Deu na Folha

Lula em questão

De Janio de Freitas (original aqui)
Experiente em negociação com Lula, a quem o presidente francês convenceu, com uma só conversa, a comprar 36 aviões caríssimos que nenhum outro país aprovara, o governo francês tem autoridade para "temer que o presidente Lula seja enganado" no Irã, quanto ao projeto nuclear do governo Ahmadinejad.

Mas não é único nessa visão: a imprensa estrangeira está farta em temores, suspeitas e até grosserias mais rombudas do que a francesa. Só aqui o comprometimento do Brasil, por decisão pessoal de Lula, com o risco Irã, está cercado de apatia.

Como princípio, a defesa, feita por Lula, de mais negociações antes de maior bloqueio punitivo ao Irã, é o que há de mais lúcido. Até como denúncia indireta da política americana de prepotência antes de tudo.

Mas o avanço de Lula, sem admitir sequer ressalvas ao Irã, dá razão a questionamentos. De onde, por exemplo, extrai tanta certeza de que o projeto nuclear iraniano é todo ele pacífico, apesar da recusa a inspeções amplas? E há, ainda, a progressão dos níveis de enriquecimento do urânio.

Os indícios de que o Brasil é usado pelo Irã, na protelação de possíveis soluções para o impasse internacional, multiplicam-se há bastante tempo. Somos o país que tem a confiança do Irã para encaminhamento de soluções aventadas, e, se alguma perspectiva desponta nessa linha, logo deixamos de servir.
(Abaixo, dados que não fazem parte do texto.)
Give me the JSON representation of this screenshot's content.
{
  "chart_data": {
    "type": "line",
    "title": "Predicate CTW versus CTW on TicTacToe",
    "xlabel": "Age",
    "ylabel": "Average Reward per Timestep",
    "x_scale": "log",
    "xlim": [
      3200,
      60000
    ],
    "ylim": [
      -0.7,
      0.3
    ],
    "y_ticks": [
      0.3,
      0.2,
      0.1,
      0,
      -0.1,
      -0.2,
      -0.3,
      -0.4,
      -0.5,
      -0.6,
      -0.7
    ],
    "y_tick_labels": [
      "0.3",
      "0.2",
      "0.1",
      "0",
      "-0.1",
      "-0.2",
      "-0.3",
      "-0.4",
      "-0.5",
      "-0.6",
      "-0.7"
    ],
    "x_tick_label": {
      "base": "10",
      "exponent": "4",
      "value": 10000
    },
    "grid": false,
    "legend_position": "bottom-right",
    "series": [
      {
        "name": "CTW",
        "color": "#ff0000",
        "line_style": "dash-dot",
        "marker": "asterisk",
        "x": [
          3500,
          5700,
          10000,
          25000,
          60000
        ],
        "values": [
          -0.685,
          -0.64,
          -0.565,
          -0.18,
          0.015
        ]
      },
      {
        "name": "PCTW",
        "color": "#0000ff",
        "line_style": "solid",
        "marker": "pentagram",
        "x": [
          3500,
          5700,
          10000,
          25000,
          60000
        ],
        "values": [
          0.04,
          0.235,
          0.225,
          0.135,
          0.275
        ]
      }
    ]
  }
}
Uma contradição ilustrativa, nesse sentido, passou em branco por aqui nos últimos dias. Principal conselheiro de Ahmadinejad em assuntos internacionais, Ali Akbar Valayati negou com muita ênfase, na sexta-feira 30 de abril, que o Irã sequer admita negociação para receber do exterior urânio mais enriquecido, em troca de manter níveis baixos (não militares) em suas usinas.

A proposta de negociação, em que o Brasil se destaca, segundo o mensageiro iraniano "demonstra intenções satânicas". Passados apenas quatro dias, Ahmadinejad disse em Nova York, segundo o site do seu gabinete, aprovar a oferta do Brasil de intermediar a proposta de troca de urânio com o exterior. É o jogo em que o Brasil é posto como um pêndulo. Se não combinado, ao menos com aceitação.

Há, porém, mais indagações sobre a atitude de Lula que a da base misteriosa, se existe, para sua insistência em que o projeto nuclear do Irã é só pacífico.

São indagações sobre a relação entre os projetos iranianos e certos outros projetos, não iranianos, que não deixam de ser pacíficos, porque não têm intenções beligerantes. Mas nem por isso são civis, ou para fins civis.

"O Brasil quer para o Irã o mesmo tratamento que quer para o Brasil" - uma frase de Lula com muitos e distintos significados.